Car Raul n'a rien pour attirer la sympathie, avec sa tête de Al Pacino hébété (drôle de choix pour jouer un sosie de Travolta), son absence totale de sens moral et son comportement quasi-animal, que ce soit la fuite dans le monde extérieur ou la loi du mâle dominant dans les rapports intérieurs. Au contraire, il suscite la répulsion, par l'arbitraire de sa violence (avec une prédilection pour les plus faibles) et l'infantilisme scatologique de ses pulsions.

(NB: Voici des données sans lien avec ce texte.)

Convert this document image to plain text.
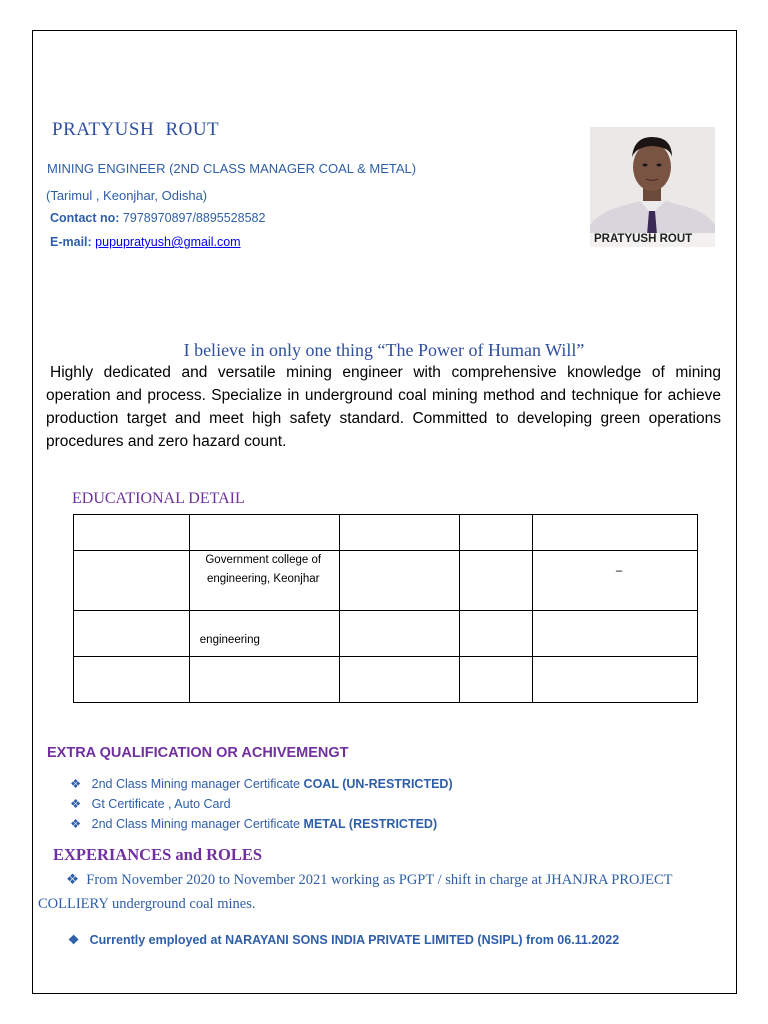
PRATYUSH ROUT
MINING ENGINEER (2ND CLASS MANAGER COAL & METAL)
(Tarimul , Keonjhar, Odisha)
Contact no: 7978970897/8895528582
E-mail: pupupratyush@gmail.com	PRATYUSH ROUT
I believe in only one thing “The Power of Human Will”
Highly dedicated and versatile mining engineer with comprehensive knowledge of mining operation and process. Specialize in underground coal mining method and technique for achieve production target and meet high safety standard. Committed to developing green operations procedures and zero hazard count.
EDUCATIONAL DETAIL

	Government college of engineering, Keonjhar			–
	engineering			

EXTRA QUALIFICATION OR ACHIVEMENGT
❖ 2nd Class Mining manager Certificate COAL (UN-RESTRICTED)
❖ Gt Certificate , Auto Card
❖ 2nd Class Mining manager Certificate METAL (RESTRICTED)
EXPERIANCES and ROLES
❖ From November 2020 to November 2021 working as PGPT / shift in charge at JHANJRA PROJECT COLLIERY underground coal mines.
❖ Currently employed at NARAYANI SONS INDIA PRIVATE LIMITED (NSIPL) from 06.11.2022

En effet, on est bien loin de "Podium", de Bernbard Frédéric et de Couscous, et quand enfin Raul enfile son habit de lumière, le ridicule de ses contorsions et de l'émission berlusconesque qui lui sert d'écrin ne nous arrache pas même un sourire, tant ce pitoyable dissimule à peine le comportement de psychopathe du quinquagénaire disco que nous avons dû subir durant une heure et demi, et dont Pablo Larrain a eu le bon goût de nous épargner la suite, suggérée par une fin à la "Un bourgeois tout petit, petit" (le chef d'oeuvre grinçant de Monicelli, sorti précisément à cette époque).
Certes, le cinéma ne s'est pas attaché qu'à des rosières et des prix de vertu, et les destins d'individus déséquilibrés et refoulés tels que Travis Bickle et Popaul Thomas remplissent les dévédéthèques des cinéphiles. Mais ici, les gesticulations erratiques de l'ersatz meurtrier de la star disco ne réussissent pas à capter l'intérêt, la faute à une mise en scène exaspérante, compil des petits trucs et des grosses ficelles du cinéma d'auteur de Godart à "Charly" : caméra portée perpétuellement instable, mise au point approximative quand ce n'est pas flou assumé, faux raccords style "regardez comment je me suis bien affranchi des règles canoniques", surexposition constante.
A partir d'une idée alléchante, Pablo Larrain n'a tenu aucune des promesses attendues, que ce soit au niveau de l'histoire, de la caractérisation des personnages ou de la mise en scène. Résultat pour la première oeuvre chilienne de ces critiques, un film déplaisant et surtout terriblement ennuyeux.